What happens when you cross a cow and a red neck? The redneck fucks the cow
did you hear how Stephen Hawkings died he lost wifi conection
you all suck
What do you call a Russian prostitute? Slobadown Mycockyoubitch.
What do you call a Lesbian Dinosaur? A Doyoulickalotapuss
How do you plan a party in outer space?
You planet.
What do you call a bad pun?
The pun is not punny!
Three Indians get captured by an enemy leader, and the leader says, "Go in the woods and find 10 fruits of the same kind."
The first one comes back with apples. The enemy leader says, "Shove them up your butt and don't make a sound, or I will kill you." He gets to two and yells. The leader kills him. He goes up to heaven.
The second guy comes back and has grapes. He gets to 9 and laughs. The leader kills him. He goes to heaven.

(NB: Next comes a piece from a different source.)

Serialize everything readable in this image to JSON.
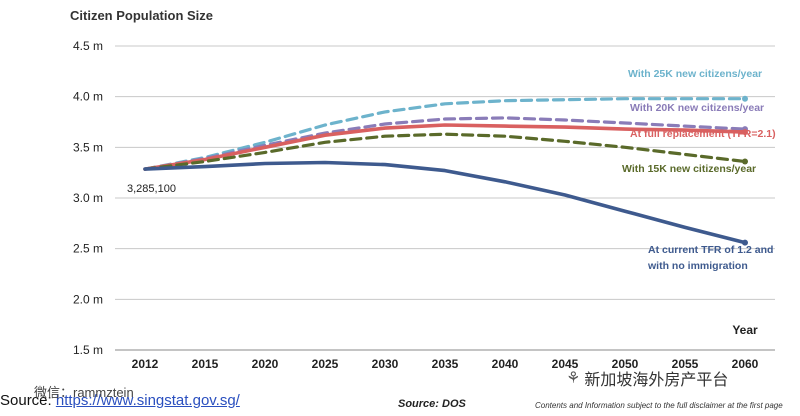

The first guy asks the second guy why he laughed, saying he had it in the bag. The second guy said he saw the third guy carrying pineapples.

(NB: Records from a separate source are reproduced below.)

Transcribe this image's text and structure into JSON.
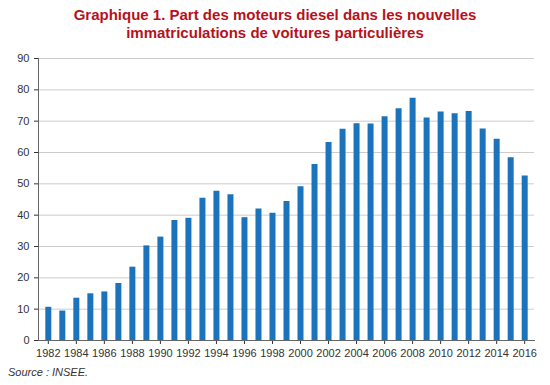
{
  "chart_data": {
    "type": "bar",
    "title": "Graphique 1. Part des moteurs diesel dans les nouvelles immatriculations de voitures particulières",
    "source": "Source : INSEE.",
    "x": [
      1982,
      1983,
      1984,
      1985,
      1986,
      1987,
      1988,
      1989,
      1990,
      1991,
      1992,
      1993,
      1994,
      1995,
      1996,
      1997,
      1998,
      1999,
      2000,
      2001,
      2002,
      2003,
      2004,
      2005,
      2006,
      2007,
      2008,
      2009,
      2010,
      2011,
      2012,
      2013,
      2014,
      2015,
      2016
    ],
    "values": [
      10.6,
      9.4,
      13.5,
      14.9,
      15.5,
      18.2,
      23.4,
      30.2,
      33.0,
      38.3,
      39.0,
      45.4,
      47.6,
      46.5,
      39.2,
      42.0,
      40.6,
      44.4,
      49.1,
      56.2,
      63.2,
      67.4,
      69.2,
      69.1,
      71.4,
      74.0,
      77.3,
      71.0,
      72.9,
      72.4,
      73.1,
      67.5,
      64.2,
      58.3,
      52.5
    ],
    "color": "#1b73bb",
    "xlim": [
      1981.3,
      2016.7
    ],
    "xticks": [
      1982,
      1984,
      1986,
      1988,
      1990,
      1992,
      1994,
      1996,
      1998,
      2000,
      2002,
      2004,
      2006,
      2008,
      2010,
      2012,
      2014,
      2016
    ],
    "ylim": [
      0,
      90
    ],
    "yticks": [
      0,
      10,
      20,
      30,
      40,
      50,
      60,
      70,
      80,
      90
    ],
    "grid": true
  }
}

What do you call a best friend that smokes weed?
A pothead. Just because he's your friend, you don't have to support his poor decisions. Jeez, what has America come to?
Julius Caesar is Roman? More like romaine (salad), and to make the best salad, you stab it 23 times until the Caesar salad, romaine salad, is fresh.
Bob the Golden Retriever and Lily the Husky were talking at Bob's house.
Lily: Bob, do you think I'm fat?
Bob: No, Lily, of course not! You're just a little husky!!!! Lol. Golden Retrievers are funny.
Mr. Nobody: Water you thinkin's happenin', Ol' Mr. Atlantic? Mr. Atlantic: Something Smells Fishy... Mr. Nobody: Well, duh, you, idiot! Your an =\Ocean/= ! Mr. Atlantic: WTH!?!?!?!?
Water to his Dad, Steam: Hi, Dad, I mist you!
Steam: double-you(w). aich(h). ay(a). tee(t)?
Q: How can you tell the sun is a boy?
A: It rises every morning.
(Bob holds Deric's neck)
Deric: "Water, what are you doing?"
What do you call a broken chicken?
A broken chicken.
[God creating the parrot] OK, HOW ABOUT A TYE-DYE CHICKEN THAT SCREAMS ACTUAL WORDS AT YOU?
[God creating sharks]
God: Ok give them 3 rows of teeth.
Angel: Seems excessive but ok.
God: And make them mean as hell.
Angel: WTF y.
God: BECAUSSE I SAID SO.
Angel:...
God: And make one of the types have a hammer for a head.
Angel: Why do I still work for you?
God: Because Iām the only employer as of right now.
Don't you just want to go on a mass murder while listening to goodbye Moonman? Oh, just me... OK.
So you can't pay rent and you know you're going to get evicted, but all of the sudden you hear a knock on your door and it's your landlord, but he's naked and erect, and on his cock, it says, "Your rent is due."